There aren’t very many artists who have made more people laugh in the last five years than Seth Rogen. Yet it’s striking how much the actor himself likes to laugh — and not just at his own jokes. This writer can, after some preliminary small talk, start out an interview with a second-rate joke and get a pleasingly long laugh from one of the most talented comedians in the country.
Rogen came to Washington last month to discuss his latest film, “50/50,” a comedy about cancer that opened this weekend. He was joined by his friend Will Reiser, who wrote the film loosely based on his own struggle with cancer. Rogen, then, is playing a version of himself. He’s the best friend of a young man diagnosed with a rare form of spinal cancer (played by Joseph Gordon-Levitt) and helps his pal make it through chemo, hair loss and intense pain the only way he knows how: by making him laugh.

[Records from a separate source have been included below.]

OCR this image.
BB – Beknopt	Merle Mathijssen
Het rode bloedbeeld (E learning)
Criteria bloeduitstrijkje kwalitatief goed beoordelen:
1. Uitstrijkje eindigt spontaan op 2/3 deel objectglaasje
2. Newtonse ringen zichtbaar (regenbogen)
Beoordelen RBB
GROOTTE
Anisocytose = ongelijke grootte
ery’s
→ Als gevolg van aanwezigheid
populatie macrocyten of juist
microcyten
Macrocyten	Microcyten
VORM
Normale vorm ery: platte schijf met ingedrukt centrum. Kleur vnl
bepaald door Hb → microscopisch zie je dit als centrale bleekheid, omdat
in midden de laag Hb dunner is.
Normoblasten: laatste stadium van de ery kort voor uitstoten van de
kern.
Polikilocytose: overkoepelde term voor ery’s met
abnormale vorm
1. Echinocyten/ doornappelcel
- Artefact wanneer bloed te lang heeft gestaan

“50/50” is a “cancer movie” like no other. Reiser wrote it that way.
“The genesis of the movie came when I was sick, and Seth was going through it [with] me. We would make jokes about the whole ordeal. That was our coping mechanism,” Reiser recalls. Some of his friends and family members couldn’t understand why he wasn’t constantly depressed.
“Their impression was based on what they’d seen in movies. And in every movie about cancer, it’s overdramatic, the person dies, everyone cries, it’s really depressing,” he says. “Those movies aren’t bad movies. That’s just not what it was like for us.”
Rogen notes that most movies are marketed these days as one-movie-meets-a-second-movie-meets-a-third. “We rarely reference other movies when we’re making a movie, because we’re generally making these movies because we see a void in cinema that we’re trying to fill,” he says.
Rogen isn’t even 30 yet, but the Canadian-born star who came of age doing stand-up as a teenager in Vancouver has already built a stunningly successful career. He’s also surrounded by a talented group of friends, including, besides Reiser and Goldberg, Judd Apatow, Hollywood’s reigning king of comedy and director of “Knocked Up.”
In fact, it seems just about all of the funniest people in Hollywood know each other and work with each other. Apatow produced “Pineapple Express,” which was directed by David Gordon Green, who has worked with Jody Hill, who wrote and directed Rogen in the underrated mall cop comedy “Observe and Report.” It seems unlikely so many genre-changing comedies would have come out of this group had they not collaborated, sharing ideas and stories and offering advice.
“Jody and Danny McBride and David Gordon Green have inspired me, honestly. When I saw ‘The Foot Fist Way’ for the first time, it seemed so different and yet so similar to what we were trying to do,” Rogen says. That mission is to make funny movies that have a sense of realism that had been missing from comedies for some time. Though he adds: “Their approach was so much crazier. I’ve think we’ve pushed our writing further after knowing those guys.”
In some ways, the Hill-McBride-Green school has a more determined sense of realism and boundary-pushing. Apatow’s films, as over-the-top as they can be, always lead to a heartwarmingly happy ending.
Rogen concedes the point. “Judd feels a moral obligation that those guys and I don’t necessarily feel in general. In ‘Pineapple Express,’ Judd and I actually got into a lot of discussions about how much weed there was in the movie and whether the characters should decide to stop smoking. If he was the writer of that movie, it would have ended much differently,” Rogen says.